Rupee will rebound in a year to erase losses against dollar, but path rife with pitfalls ahead of 2019 elections: Analysts
Bengaluru: The rupee will erase some of this year’s losses against the dollar over the coming 12 months but high volatility in the run up to general elections in 2019 could send it off-piste, a Reuters poll found.
A selloff in emerging markets and a widening fiscal deficit, exacerbated by rising oil prices – India’s biggest import bill – has hurt the rupee this year.
The Indian currency hit an 18-month low of 68.47 per dollar in May and is down over 5 percent so far this year, making it one of the worst performers in Asia.
But the rupee is forecast to rebound and gain slightly to 66.87 in a year from about 67.45 on Tuesday, according to the poll of about 30 foreign exchange analysts taken after the Reserve Bank of India hiked interest rates on 6 June.
That median, although slightly weaker than in May, was driven by expectations for Asia’s third largest economy to remain the fastest growing major economy as it did in the first three months of 2018 and on predictions for further interest rate hikes from the RBI.
“The INR continues to be alluring with more robust growth and compelling FX reserve backstop,” said Vishnu Varathan, head of economics and strategy for Mizuho Bank in Singapore.
“So once election risks fade and oil price ascendancy is subdued by supply-demand gaps ironing out – mostly via higher US and OPEC supply – we expect the rupee will regain some traction as some of the risk premium – which pressures the currency now – erodes.”
The rupee was also expected to get a boost from a weaker dollar outlook.
“We expect the dollar to start weakening around the end of this year or the start of next year. Weaker dollar is expected to support most emerging market currencies,” said Amy Yuan Zhuang, chief Asia analyst at Nordea.
But not everyone was convinced, with the year-ahead forecasts in the widest range in Reuters polls since July 2016, suggesting the rupee’s level in the run up to the general elections next year is far from clear.
Rising inflation is a well-established risk and any further rapid rise in global crude prices would weigh heavily on the fiscal arithmetic, which is already widening.

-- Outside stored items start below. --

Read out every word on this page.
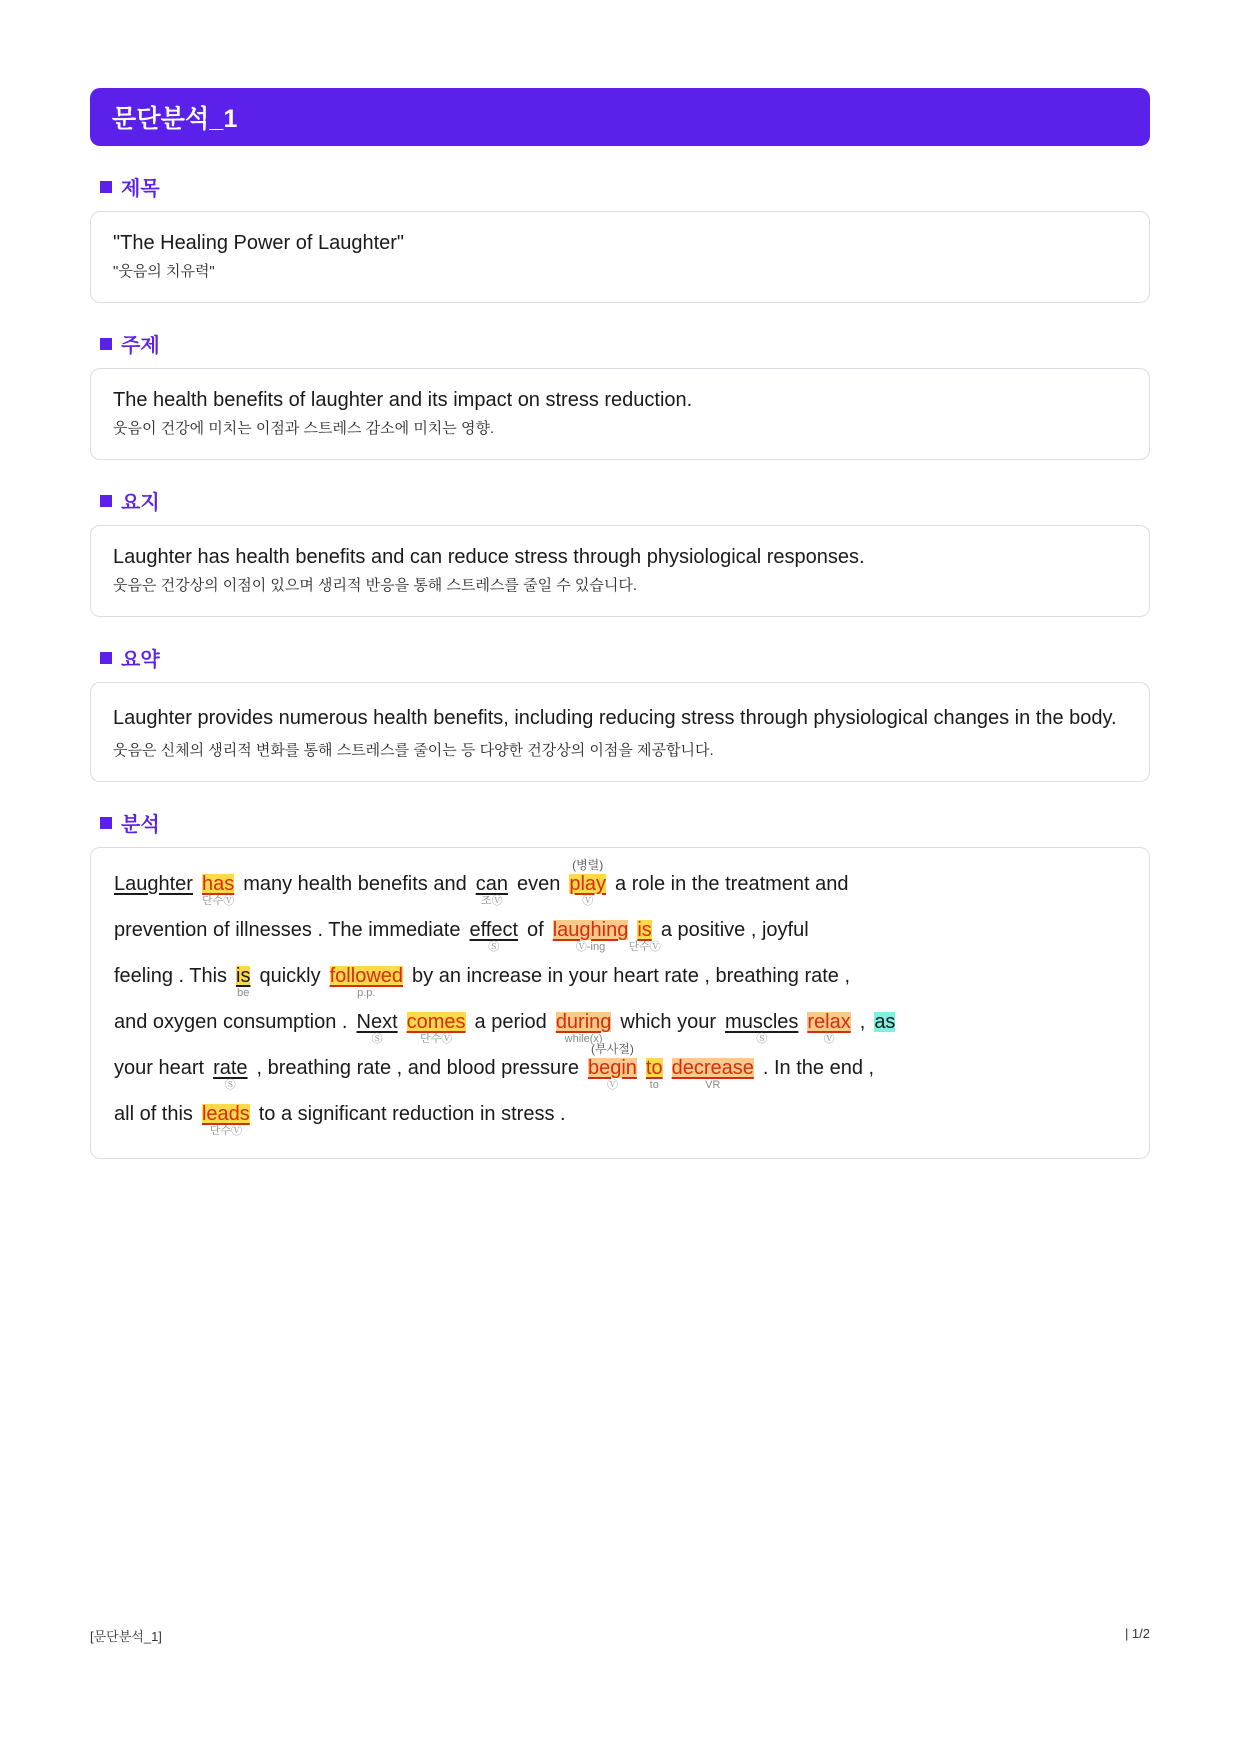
문단분석_1
제목
"The Healing Power of Laughter"
"웃음의 치유력"
주제
The health benefits of laughter and its impact on stress reduction.
웃음이 건강에 미치는 이점과 스트레스 감소에 미치는 영향.
요지
Laughter has health benefits and can reduce stress through physiological responses.
웃음은 건강상의 이점이 있으며 생리적 반응을 통해 스트레스를 줄일 수 있습니다.
요약
Laughter provides numerous health benefits, including reducing stress through physiological changes in the body.
웃음은 신체의 생리적 변화를 통해 스트레스를 줄이는 등 다양한 건강상의 이점을 제공합니다.
분석
Laughter has
단수Ⓥ
many health benefits and can
조Ⓥ
even play
Ⓥ
(병렬)
a role in the treatment and
prevention of illnesses . The immediate effect
Ⓢ
of laughing
Ⓥ-ing
is
단수Ⓥ
a positive , joyful
feeling . This is
be
quickly followed
p.p.
by an increase in your heart rate , breathing rate ,
and oxygen consumption . Next
Ⓢ
comes
단수Ⓥ
a period during
while(x)
which your muscles
Ⓢ
relax
Ⓥ
, as
your heart rate
Ⓢ
, breathing rate , and blood pressure begin
Ⓥ
(부사절)
to
to
decrease
VR
. In the end ,
all of this leads
단수Ⓥ
to a significant reduction in stress .
[문단분석_1]	| 1/2
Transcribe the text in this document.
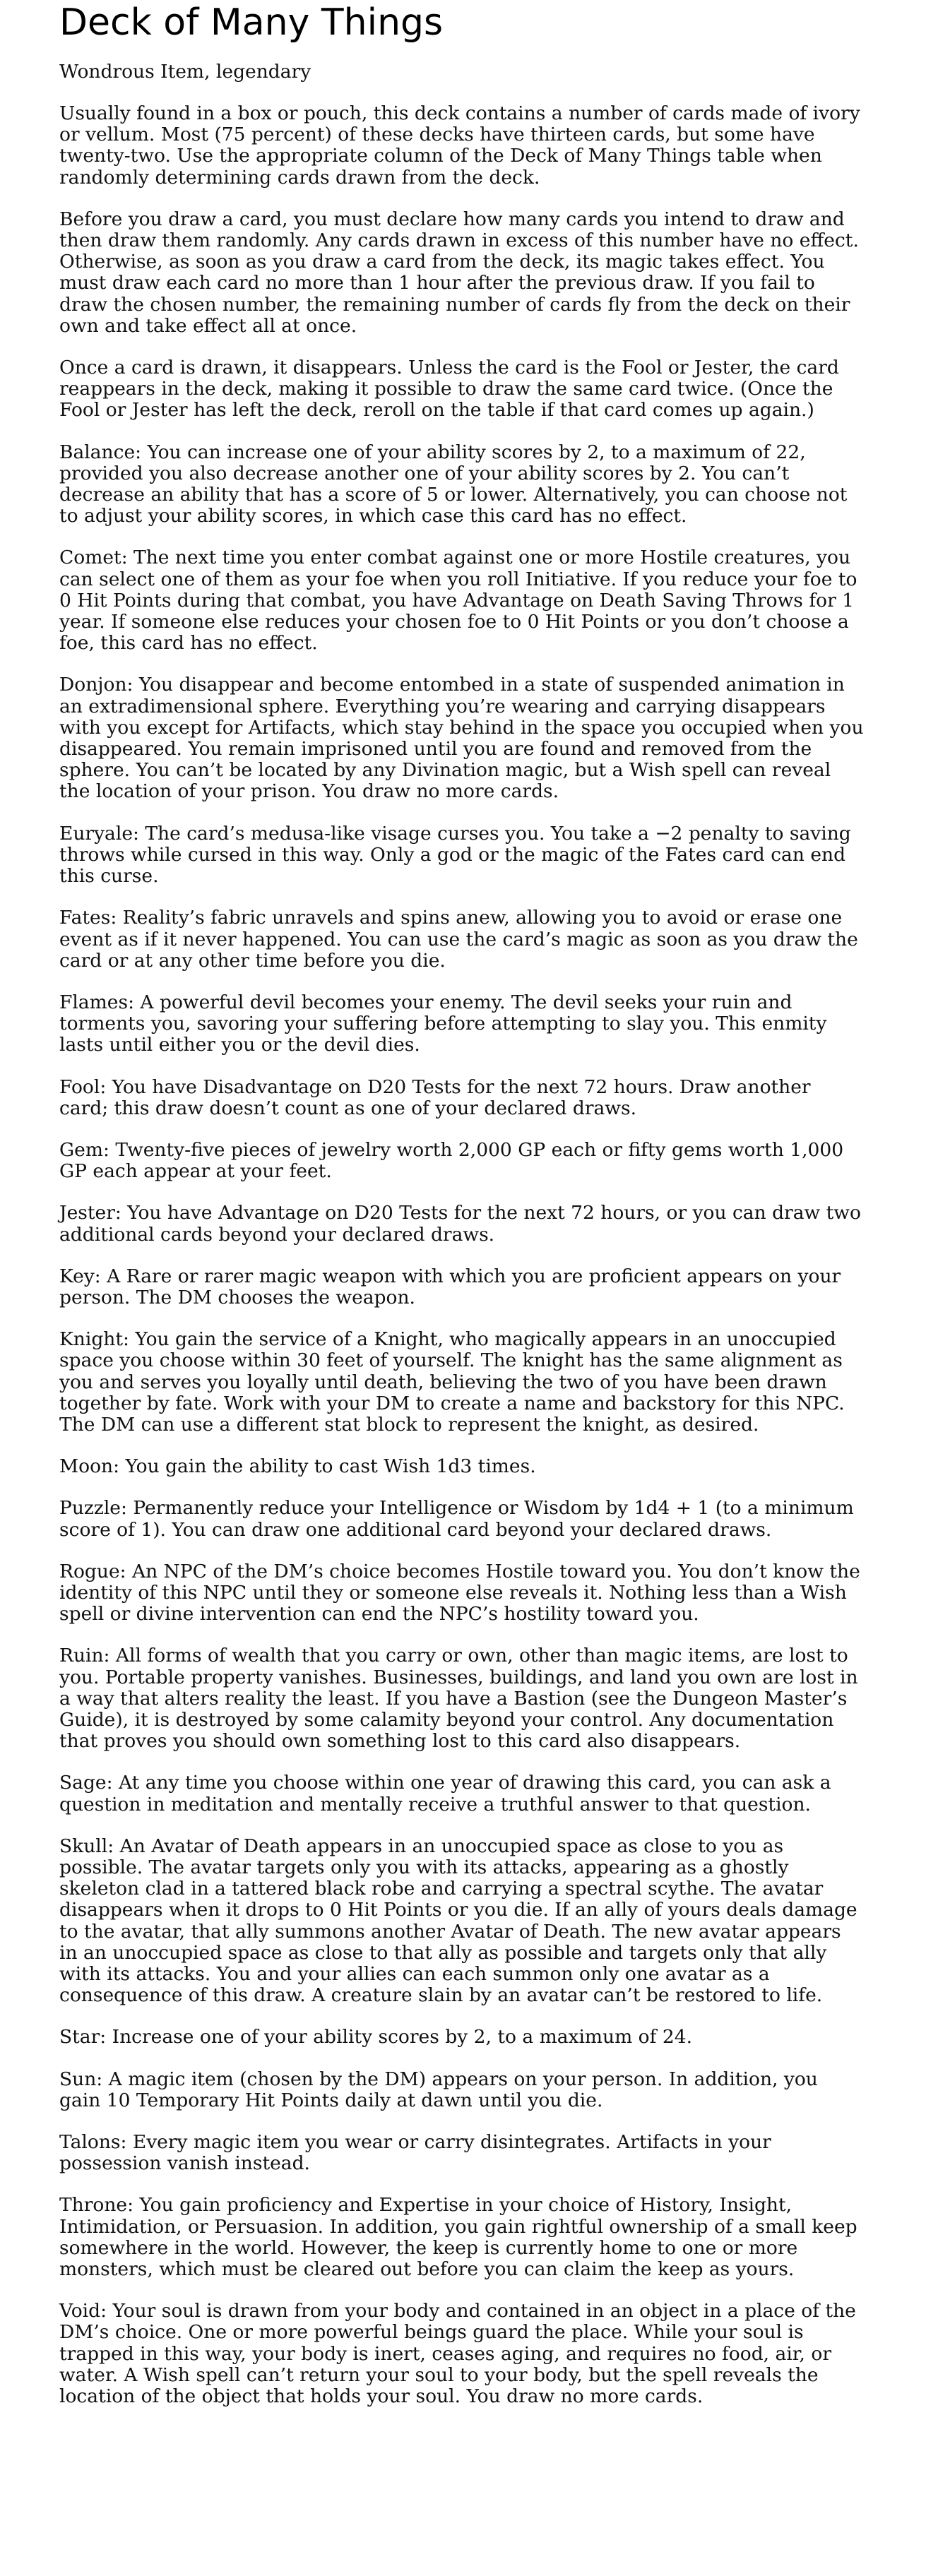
Deck of Many Things
Wondrous Item, legendary
Usually found in a box or pouch, this deck contains a number of cards made of ivory
or vellum. Most (75 percent) of these decks have thirteen cards, but some have
twenty-two. Use the appropriate column of the Deck of Many Things table when
randomly determining cards drawn from the deck.
Before you draw a card, you must declare how many cards you intend to draw and
then draw them randomly. Any cards drawn in excess of this number have no effect.
Otherwise, as soon as you draw a card from the deck, its magic takes effect. You
must draw each card no more than 1 hour after the previous draw. If you fail to
draw the chosen number, the remaining number of cards fly from the deck on their
own and take effect all at once.
Once a card is drawn, it disappears. Unless the card is the Fool or Jester, the card
reappears in the deck, making it possible to draw the same card twice. (Once the
Fool or Jester has left the deck, reroll on the table if that card comes up again.)
Balance: You can increase one of your ability scores by 2, to a maximum of 22,
provided you also decrease another one of your ability scores by 2. You can’t
decrease an ability that has a score of 5 or lower. Alternatively, you can choose not
to adjust your ability scores, in which case this card has no effect.
Comet: The next time you enter combat against one or more Hostile creatures, you
can select one of them as your foe when you roll Initiative. If you reduce your foe to
0 Hit Points during that combat, you have Advantage on Death Saving Throws for 1
year. If someone else reduces your chosen foe to 0 Hit Points or you don’t choose a
foe, this card has no effect.
Donjon: You disappear and become entombed in a state of suspended animation in
an extradimensional sphere. Everything you’re wearing and carrying disappears
with you except for Artifacts, which stay behind in the space you occupied when you
disappeared. You remain imprisoned until you are found and removed from the
sphere. You can’t be located by any Divination magic, but a Wish spell can reveal
the location of your prison. You draw no more cards.
Euryale: The card’s medusa-like visage curses you. You take a −2 penalty to saving
throws while cursed in this way. Only a god or the magic of the Fates card can end
this curse.
Fates: Reality’s fabric unravels and spins anew, allowing you to avoid or erase one
event as if it never happened. You can use the card’s magic as soon as you draw the
card or at any other time before you die.
Flames: A powerful devil becomes your enemy. The devil seeks your ruin and
torments you, savoring your suffering before attempting to slay you. This enmity
lasts until either you or the devil dies.
Fool: You have Disadvantage on D20 Tests for the next 72 hours. Draw another
card; this draw doesn’t count as one of your declared draws.
Gem: Twenty-five pieces of jewelry worth 2,000 GP each or fifty gems worth 1,000
GP each appear at your feet.
Jester: You have Advantage on D20 Tests for the next 72 hours, or you can draw two
additional cards beyond your declared draws.
Key: A Rare or rarer magic weapon with which you are proficient appears on your
person. The DM chooses the weapon.
Knight: You gain the service of a Knight, who magically appears in an unoccupied
space you choose within 30 feet of yourself. The knight has the same alignment as
you and serves you loyally until death, believing the two of you have been drawn
together by fate. Work with your DM to create a name and backstory for this NPC.
The DM can use a different stat block to represent the knight, as desired.
Moon: You gain the ability to cast Wish 1d3 times.
Puzzle: Permanently reduce your Intelligence or Wisdom by 1d4 + 1 (to a minimum
score of 1). You can draw one additional card beyond your declared draws.
Rogue: An NPC of the DM’s choice becomes Hostile toward you. You don’t know the
identity of this NPC until they or someone else reveals it. Nothing less than a Wish
spell or divine intervention can end the NPC’s hostility toward you.
Ruin: All forms of wealth that you carry or own, other than magic items, are lost to
you. Portable property vanishes. Businesses, buildings, and land you own are lost in
a way that alters reality the least. If you have a Bastion (see the Dungeon Master’s
Guide), it is destroyed by some calamity beyond your control. Any documentation
that proves you should own something lost to this card also disappears.
Sage: At any time you choose within one year of drawing this card, you can ask a
question in meditation and mentally receive a truthful answer to that question.
Skull: An Avatar of Death appears in an unoccupied space as close to you as
possible. The avatar targets only you with its attacks, appearing as a ghostly
skeleton clad in a tattered black robe and carrying a spectral scythe. The avatar
disappears when it drops to 0 Hit Points or you die. If an ally of yours deals damage
to the avatar, that ally summons another Avatar of Death. The new avatar appears
in an unoccupied space as close to that ally as possible and targets only that ally
with its attacks. You and your allies can each summon only one avatar as a
consequence of this draw. A creature slain by an avatar can’t be restored to life.
Star: Increase one of your ability scores by 2, to a maximum of 24.
Sun: A magic item (chosen by the DM) appears on your person. In addition, you
gain 10 Temporary Hit Points daily at dawn until you die.
Talons: Every magic item you wear or carry disintegrates. Artifacts in your
possession vanish instead.
Throne: You gain proficiency and Expertise in your choice of History, Insight,
Intimidation, or Persuasion. In addition, you gain rightful ownership of a small keep
somewhere in the world. However, the keep is currently home to one or more
monsters, which must be cleared out before you can claim the keep as yours.
Void: Your soul is drawn from your body and contained in an object in a place of the
DM’s choice. One or more powerful beings guard the place. While your soul is
trapped in this way, your body is inert, ceases aging, and requires no food, air, or
water. A Wish spell can’t return your soul to your body, but the spell reveals the
location of the object that holds your soul. You draw no more cards.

In addition, the government is set to increase spending on populist measures ahead of the May general elections, which is likely to make foreign investors nervous.
Over a quarter of nearly 30 respondents in the latest poll, who gave a forecast for the currency in a year, expect the rupee to weaken to below the historic low of 68.8985 per dollar.
“Indian rupee will depreciate particularly due to political uncertainties built-up before the general elections next year,” according to Nirmal Bang’s economist, Teresa John, who forecasts the currency to weaken to 70 in a year.
“Anything beyond the 70 mark should really be a cause for alarm, and if the currency falls below 69.5, there will be heavy RBI intervention,” John added.
Steady yuan to gain slightly
China’s yuan, which has gained nearly 1.6 percent so far in 2018, is expected to strengthen further to 6.38 per dollar in a year.
The standard deviation for yuan estimates, a commonly used gauge of dispersion, fell to the lowest since a poll in September 2016, suggesting China’s central bank will keep a tight leash on the currency amidst the US-China trade spat.
But the yuan moves in the year ahead were expected to be largely dependent on how the dollar performs.
A similar poll last week predicted the US dollar’s dominance will fade soon, with any sudden change in expectations for the policies of central banks posing the biggest risk.
“The era of a strong dollar is close to the end. Although the recent upward momentum in the US dollar may continue in the short-term, the dollar will remain week in the long-run as the ECB and the BOJ tighten their monetary policy,” said Li Yishuang, FX analyst at China Securities in Beijing.
“So, we expect the yuan will strengthen slightly over the next 12 months.”